Raymond Carver revitalized the short story form in the United States during the 1970s and 1980s. Born and raised in the Pacific Northwest, he moved to California and took up writing in the early 1960s. His 1974 collection Will You Please Be Quiet, Please? established his reputation and featured some of his trademarks: alcohol, poverty, and ordinary people in ordinary but desperate situations. Carver, who also taught writing and wrote poetry, has been called a “minimalist” because of his spare and realistic fiction, and has been compared to Ernest Hemingway and Anton Chekhov. In the late 1970s Carver was hospitalized four times for acute alcoholism. By the mid-1980s, he was sober, writing full-time, and married to the poet Tess Gallagher (it was his second marriage). He died at the age of 50 from lung cancer, and his last collection of stories, Where I’m Calling From, was published posthumously in 1989. His collections of poetry include Where Water Comes Together With Other Water (1985) and Ultramarine (1986).
Haruki Murakami, whose books The Wind-Up Bird Chronicle and After the Quake were selected for the two previous installments of The Artist’s Bookshelf, is widely regarded as the most influential Japanese writer of his generation. The son of a literature teacher, Murakami learned English in school and grew up with American fiction. His first novel was published in 1970. He graduated from Waseda University in 1973, with a degree in drama, after which he managed a jazz and coffee shop. With the publication of his novel Norwegian Wood, Murakami became a cult phenomenon in Japan. He has lived all over the world, including Rome, Athens, and a Greek island, as well as spending four years at Princeton as a visiting fellow, where he wrote The Wind-Up Bird Chronicle. Murakami’s books are set in Japan, but they are infused with the urban, eclectic, Western culture he has absorbed all his life.
Frank Gaard was born and raised in Chicago. He moved to Minneapolis in 1969 and was a professor of fine arts at the Minneapolis College of Art and Design from 1969 until 1987. He was the creator and publisher of the legendary underground ’zine Artpolice (1974–1994), in which he blended cutting social criticism with a brutish drawing style often compared to that of comic artist R. Crumb. An information addict with a diagnostician’s exactitude for the pulses of politics and culture, Gaard draws from sources as varied as the entertainment industry, art history, and popular media, collapsing them into a fascinating jumble that exposes the dysfunctional ills of the world in which we live.
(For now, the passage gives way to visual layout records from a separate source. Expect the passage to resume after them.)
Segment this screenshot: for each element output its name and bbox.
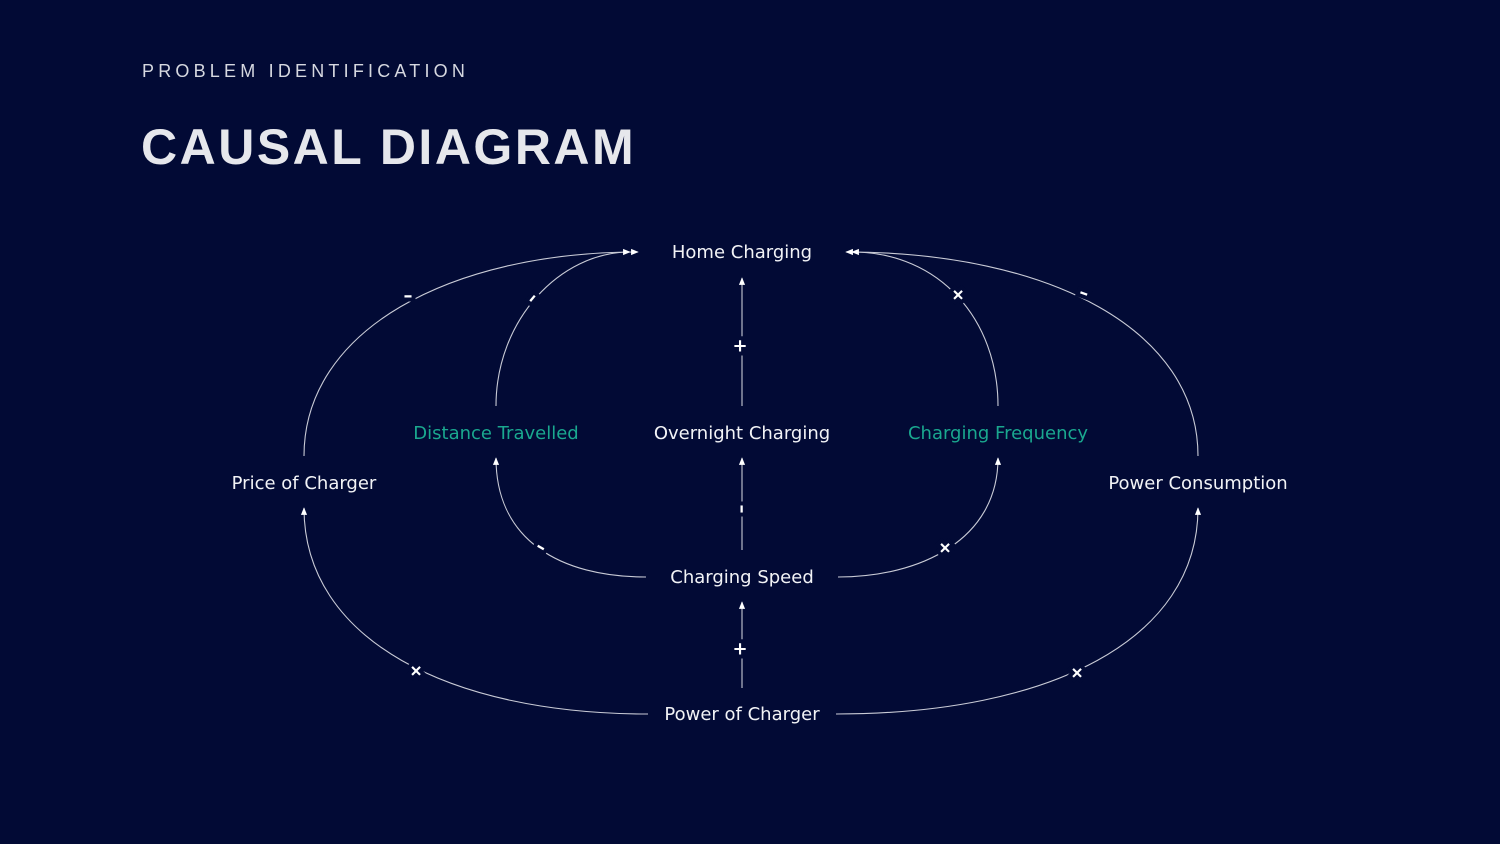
edge-polarity-sign: – bbox=[521, 288, 543, 308]
node-home-charging: Home Charging bbox=[672, 242, 812, 263]
edge-arrow bbox=[303, 248, 639, 457]
node-distance-travelled: Distance Travelled bbox=[413, 423, 578, 444]
edge-arrow bbox=[835, 507, 1202, 715]
node-price-of-charger: Price of Charger bbox=[232, 473, 377, 494]
edge-polarity-sign: + bbox=[932, 535, 958, 561]
edge-polarity-sign: + bbox=[403, 658, 429, 684]
edge-polarity-sign: – bbox=[532, 536, 550, 559]
edge-polarity-sign: + bbox=[945, 282, 971, 308]
edge-polarity-sign: + bbox=[732, 336, 747, 357]
edge-arrow bbox=[837, 457, 1002, 578]
node-charging-frequency: Charging Frequency bbox=[908, 423, 1088, 444]
edge-polarity-sign: – bbox=[404, 286, 413, 307]
edge-polarity-sign: + bbox=[1064, 660, 1090, 686]
edge-arrow bbox=[300, 507, 649, 715]
page-title: CAUSAL DIAGRAM bbox=[141, 119, 637, 175]
section-kicker: PROBLEM IDENTIFICATION bbox=[142, 61, 470, 81]
edge-polarity-sign: – bbox=[732, 505, 753, 514]
edge-arrow bbox=[851, 248, 999, 407]
edge-arrow bbox=[492, 457, 647, 578]
edge-polarity-sign: + bbox=[732, 639, 747, 660]
node-overnight-charging: Overnight Charging bbox=[654, 423, 830, 444]
edge-polarity-sign: – bbox=[1076, 282, 1092, 305]
edge-arrow bbox=[495, 248, 631, 407]
node-power-consumption: Power Consumption bbox=[1108, 473, 1287, 494]
node-charging-speed: Charging Speed bbox=[670, 567, 814, 588]
node-power-of-charger: Power of Charger bbox=[664, 704, 820, 725]
edge-arrow bbox=[845, 248, 1199, 457]
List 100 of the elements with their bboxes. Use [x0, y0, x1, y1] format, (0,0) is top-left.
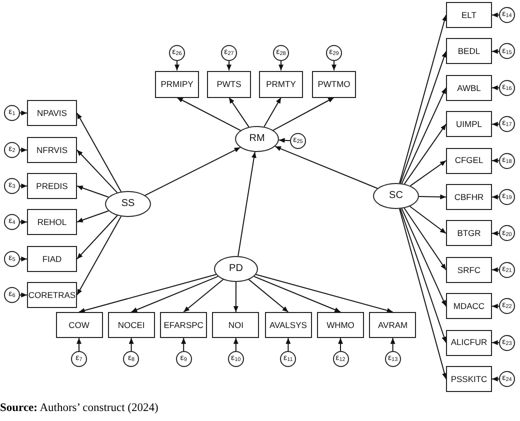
error-term-circle — [499, 334, 515, 351]
indicator-box — [446, 256, 492, 283]
path-arrow — [183, 279, 224, 312]
indicator-label: AVRAM — [378, 320, 408, 330]
path-arrow — [226, 60, 232, 71]
path-arrow — [264, 97, 282, 128]
indicator-box — [369, 312, 416, 338]
error-term-circle — [4, 251, 20, 267]
error-term-circle — [499, 225, 515, 242]
path-arrow — [400, 208, 446, 344]
source-caption: Source: Authors’ construct (2024) — [0, 402, 158, 414]
path-arrow — [338, 338, 343, 352]
path-arrow — [409, 206, 446, 234]
error-term-label: ε$_{27}$ — [224, 48, 234, 58]
path-arrow — [278, 138, 290, 143]
error-term-circle — [71, 351, 87, 367]
error-term-circle — [499, 371, 515, 387]
indicator-label: PRMTY — [266, 80, 296, 88]
error-term-label: ε$_{24}$ — [502, 374, 512, 384]
error-term-circle — [384, 351, 401, 367]
error-term-circle — [4, 287, 20, 303]
error-term-circle — [499, 152, 515, 169]
path-arrow — [286, 338, 291, 352]
path-arrow — [410, 160, 446, 186]
indicator-box — [446, 74, 492, 101]
indicator-label: NPAVIS — [37, 108, 67, 118]
indicator-label: PSSKITC — [450, 374, 488, 384]
error-term-circle — [499, 116, 515, 132]
path-arrow — [128, 338, 134, 352]
path-arrow — [181, 338, 186, 352]
indicator-box — [259, 70, 303, 98]
path-arrow — [238, 151, 256, 257]
error-term-circle — [176, 351, 192, 367]
error-term-label: ε$_{1}$ — [8, 108, 16, 118]
error-term-circle — [499, 262, 515, 278]
path-arrow — [78, 274, 217, 313]
error-term-circle — [4, 142, 20, 158]
path-arrow — [492, 12, 500, 18]
error-term-label: ε$_{4}$ — [8, 217, 16, 227]
error-term-label: ε$_{18}$ — [502, 156, 512, 166]
error-term-label: ε$_{10}$ — [231, 354, 241, 364]
indicator-box — [27, 209, 77, 235]
indicator-box — [312, 70, 356, 98]
path-arrow — [228, 97, 250, 128]
path-arrow — [255, 274, 394, 313]
path-arrow — [492, 267, 500, 272]
error-term-circle — [499, 80, 515, 96]
latent-variable-ellipse — [105, 191, 151, 217]
path-arrow — [76, 338, 82, 352]
error-term-circle — [123, 351, 140, 367]
indicator-label: AVALSYS — [269, 320, 307, 330]
path-arrow — [390, 338, 396, 352]
indicator-label: COW — [68, 320, 90, 330]
path-arrow — [399, 208, 447, 380]
indicator-box — [207, 70, 251, 98]
indicator-label: CFGEL — [454, 156, 484, 165]
indicator-box — [446, 111, 492, 138]
indicator-box — [446, 2, 492, 28]
error-term-label: ε$_{25}$ — [293, 136, 303, 146]
error-term-label: ε$_{22}$ — [502, 301, 512, 311]
error-term-label: ε$_{16}$ — [502, 83, 512, 93]
path-arrow — [176, 97, 241, 131]
error-term-label: ε$_{13}$ — [388, 354, 398, 364]
error-term-label: ε$_{17}$ — [502, 119, 512, 129]
indicator-box — [446, 366, 492, 392]
path-arrow — [492, 85, 500, 90]
error-term-label: ε$_{14}$ — [502, 10, 512, 20]
latent-variable-ellipse — [235, 126, 279, 152]
indicator-label: BTGR — [457, 229, 481, 238]
indicator-label: REHOL — [37, 218, 67, 226]
error-term-label: ε$_{21}$ — [502, 265, 512, 275]
error-term-label: ε$_{9}$ — [180, 354, 187, 364]
path-arrow — [399, 14, 447, 184]
error-term-circle — [228, 351, 244, 367]
error-term-label: ε$_{7}$ — [76, 354, 82, 364]
indicator-label: ELT — [462, 10, 476, 20]
path-arrow — [418, 194, 446, 200]
path-arrow — [76, 210, 109, 222]
indicator-label: FIAD — [42, 254, 62, 264]
path-arrow — [20, 110, 28, 116]
path-arrow — [233, 338, 238, 352]
indicator-box — [160, 312, 208, 338]
path-arrow — [492, 230, 500, 236]
indicator-box — [446, 220, 492, 246]
indicator-label: AWBL — [457, 84, 481, 92]
indicator-label: WHMO — [326, 320, 354, 330]
indicator-label: PWTS — [216, 80, 242, 88]
indicator-box — [446, 293, 492, 320]
indicator-box — [56, 312, 102, 338]
error-term-label: ε$_{26}$ — [172, 48, 182, 58]
latent-variable-ellipse — [214, 256, 258, 282]
path-arrow — [404, 124, 446, 184]
error-term-circle — [326, 45, 342, 61]
error-term-label: ε$_{8}$ — [128, 354, 135, 364]
path-arrow — [254, 276, 341, 312]
path-arrow — [404, 208, 446, 270]
error-term-circle — [332, 351, 348, 367]
indicator-label: PREDIS — [36, 182, 68, 190]
error-term-circle — [499, 189, 515, 205]
indicator-box — [446, 148, 492, 174]
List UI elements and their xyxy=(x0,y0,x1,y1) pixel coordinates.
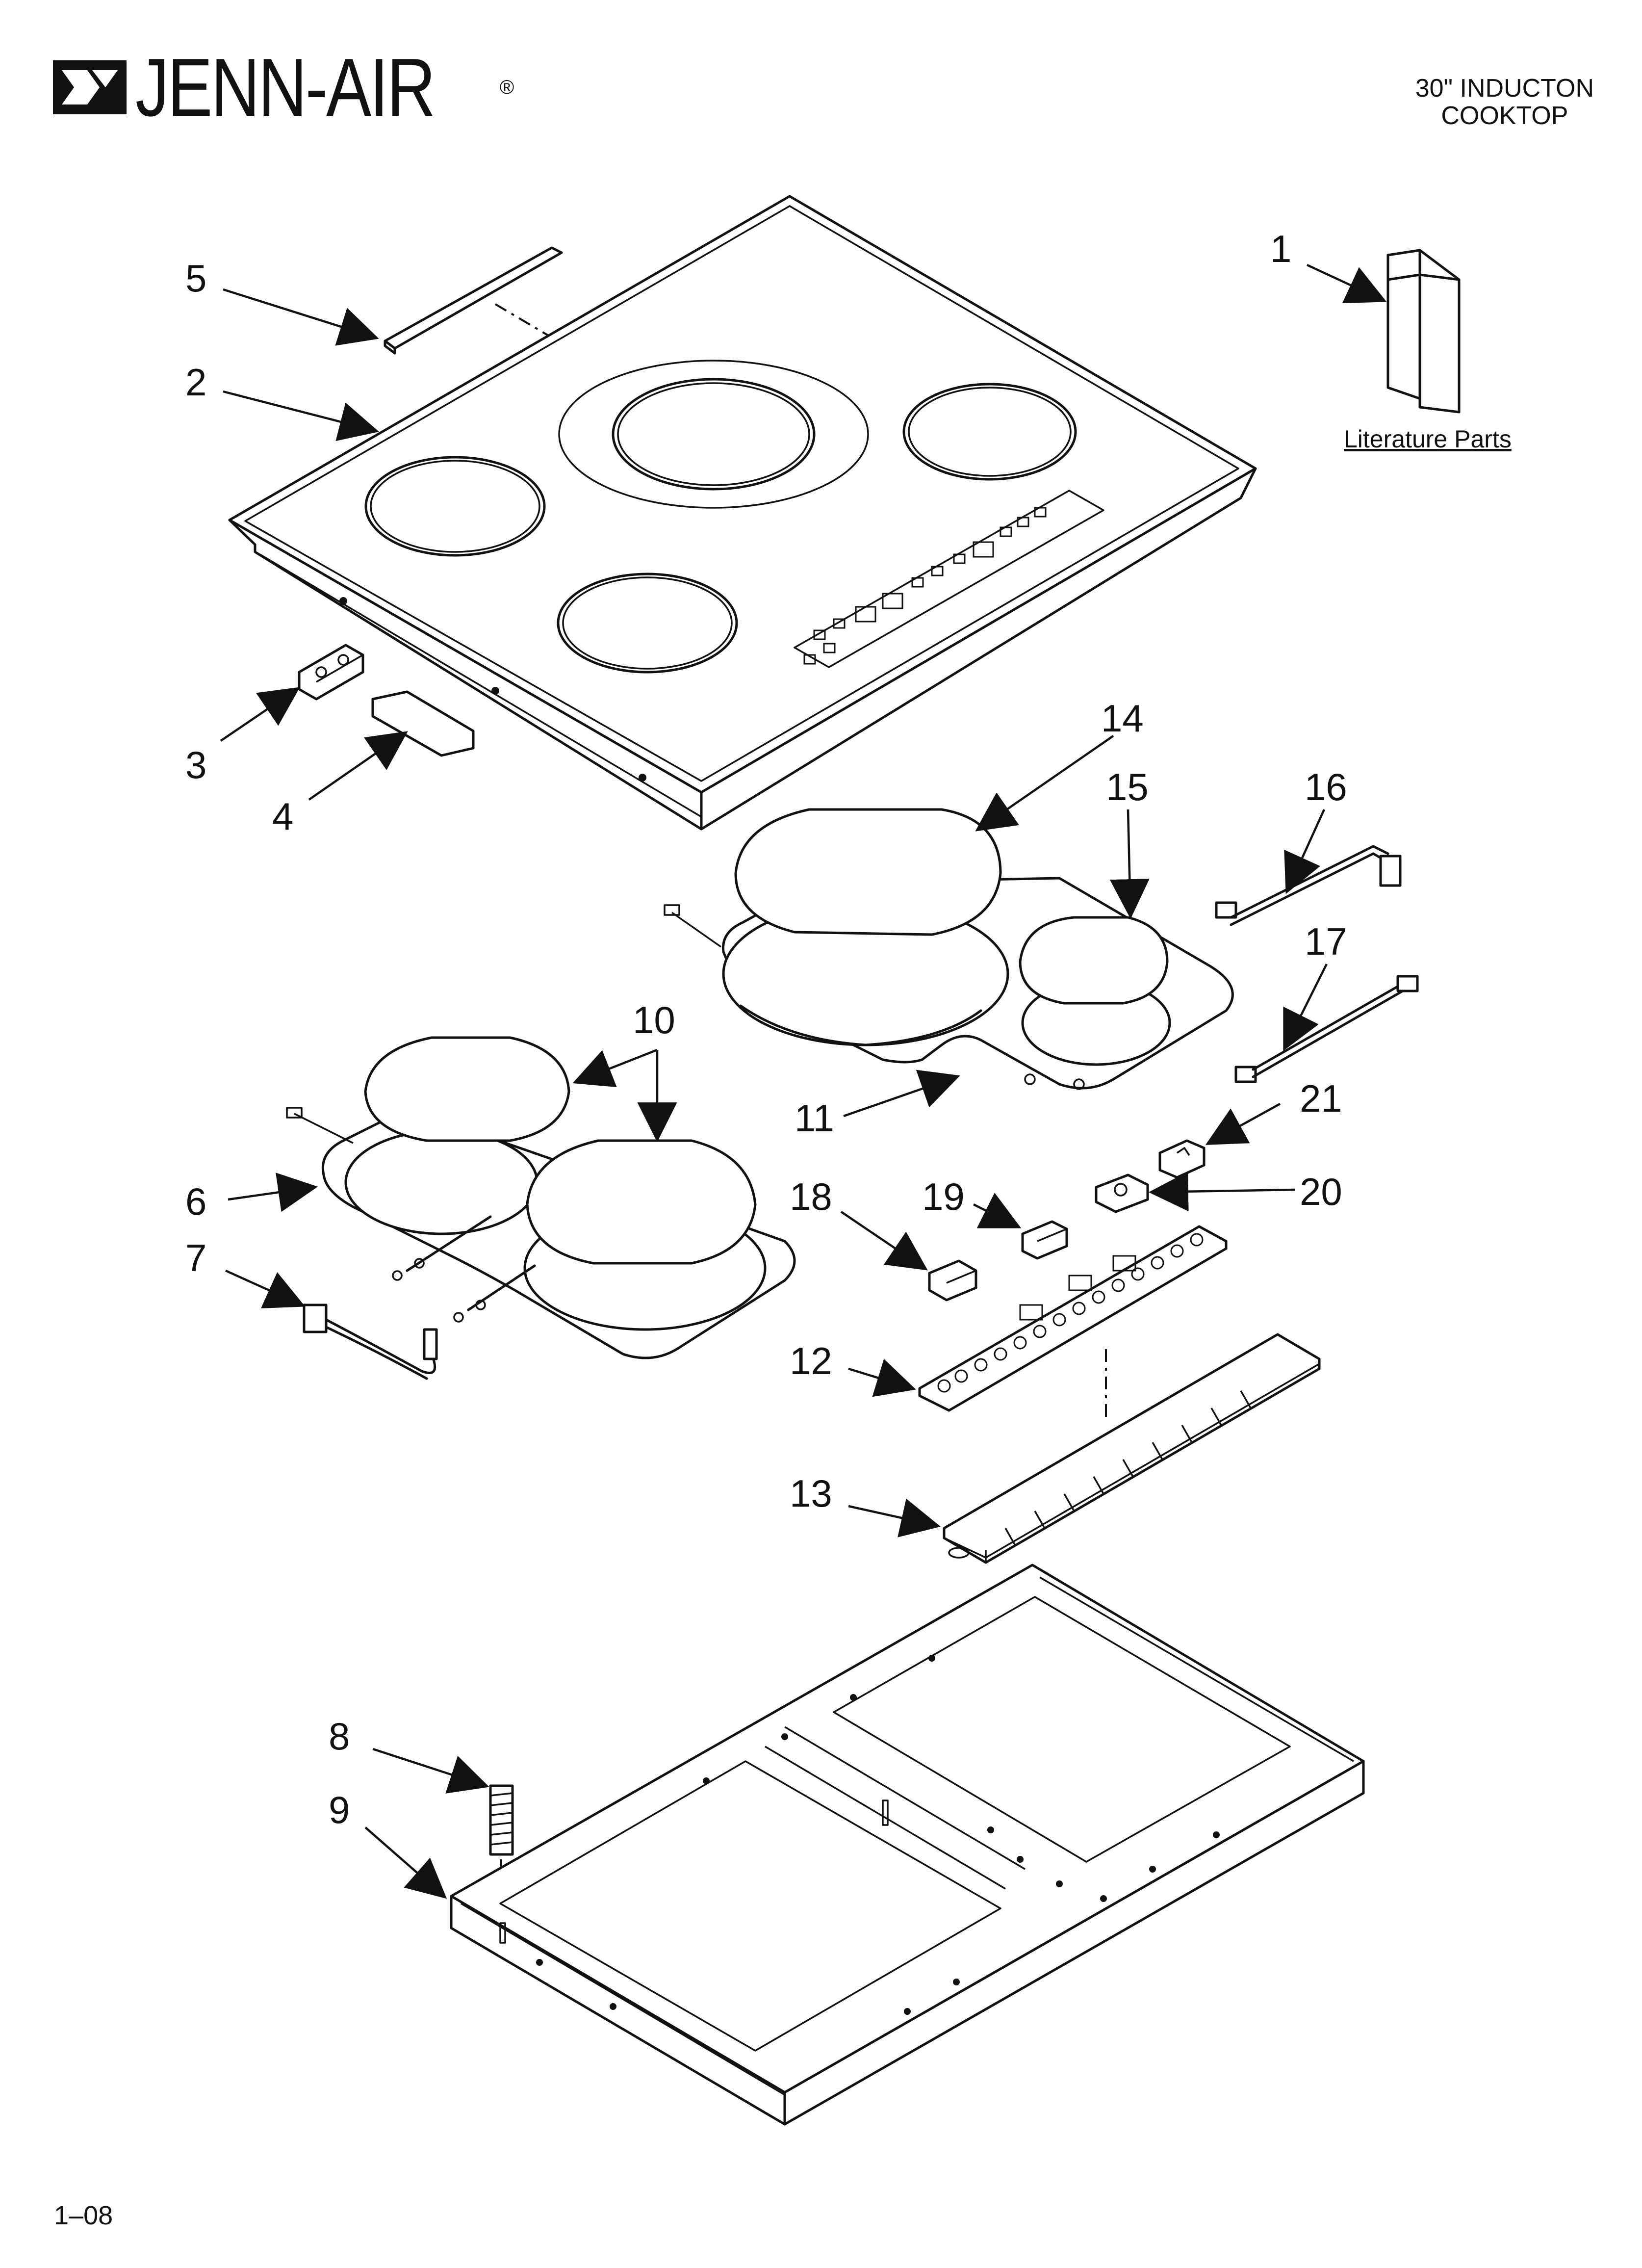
callout-11: 11 xyxy=(795,1096,834,1140)
callout-3: 3 xyxy=(185,743,207,786)
callout-4: 4 xyxy=(272,795,294,838)
callout-6: 6 xyxy=(185,1180,207,1223)
trim-strip xyxy=(384,246,563,355)
board-tray xyxy=(943,1333,1321,1564)
callout-15: 15 xyxy=(1106,765,1149,808)
callout-17: 17 xyxy=(1305,920,1347,963)
callout-10: 10 xyxy=(633,998,675,1042)
product-title-line1: 30" INDUCTON xyxy=(1415,74,1594,103)
chassis-frame xyxy=(450,1564,1365,2126)
callout-2: 2 xyxy=(185,361,207,404)
leader-lines xyxy=(220,263,1387,1899)
brand-logo: JENN-AIR ® xyxy=(53,41,514,133)
callout-5: 5 xyxy=(185,257,207,300)
product-title-line2: COOKTOP xyxy=(1441,102,1568,130)
wire-harness-16 xyxy=(1215,845,1402,926)
wire-harness-17 xyxy=(1234,975,1419,1083)
callout-16: 16 xyxy=(1305,765,1347,808)
jenn-air-logo-icon xyxy=(53,60,127,114)
spring xyxy=(489,1784,514,1918)
product-title: 30" INDUCTON COOKTOP xyxy=(1415,75,1594,130)
callout-7: 7 xyxy=(185,1236,207,1279)
callout-1: 1 xyxy=(1270,227,1292,270)
callout-19: 19 xyxy=(922,1175,965,1218)
relay-18 xyxy=(928,1259,977,1302)
right-coil-assembly xyxy=(664,808,1234,1090)
callout-12: 12 xyxy=(790,1339,832,1382)
mounting-bracket xyxy=(298,644,364,701)
callout-20: 20 xyxy=(1300,1170,1342,1213)
callout-13: 13 xyxy=(790,1472,832,1515)
literature-parts-label: Literature Parts xyxy=(1344,425,1512,453)
relay-19 xyxy=(1021,1220,1068,1260)
label-plate xyxy=(371,690,475,757)
literature-booklet xyxy=(1386,249,1461,414)
ferrite-block-20 xyxy=(1095,1173,1149,1213)
control-board xyxy=(918,1225,1228,1418)
registered-mark: ® xyxy=(499,76,514,98)
brand-name: JENN-AIR xyxy=(135,41,436,133)
callout-18: 18 xyxy=(790,1175,832,1218)
left-coil-assembly xyxy=(286,1036,796,1359)
footer-code: 1–08 xyxy=(54,2201,113,2230)
callout-9: 9 xyxy=(329,1788,350,1831)
callout-14: 14 xyxy=(1101,697,1144,740)
temperature-sensor xyxy=(303,1303,438,1380)
glass-cooktop xyxy=(228,195,1257,831)
callout-21: 21 xyxy=(1300,1077,1342,1120)
ferrite-block-21 xyxy=(1158,1139,1206,1179)
callout-8: 8 xyxy=(329,1715,350,1758)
Since the mid-1980s, he mainly has been creating portraits of family members, artist friends, and fictional characters. The Walker presented the Viewpoints exhibition Frank Gaard: Painting in 1980, and has several works by the artist in its permanent collection. Gaard’s billboard design Billboard Spectacle (In Memory of Guy Debord), part of the Walker’s ongoing Billboard Project, was on display in downtown Minneapolis May 15-July 14.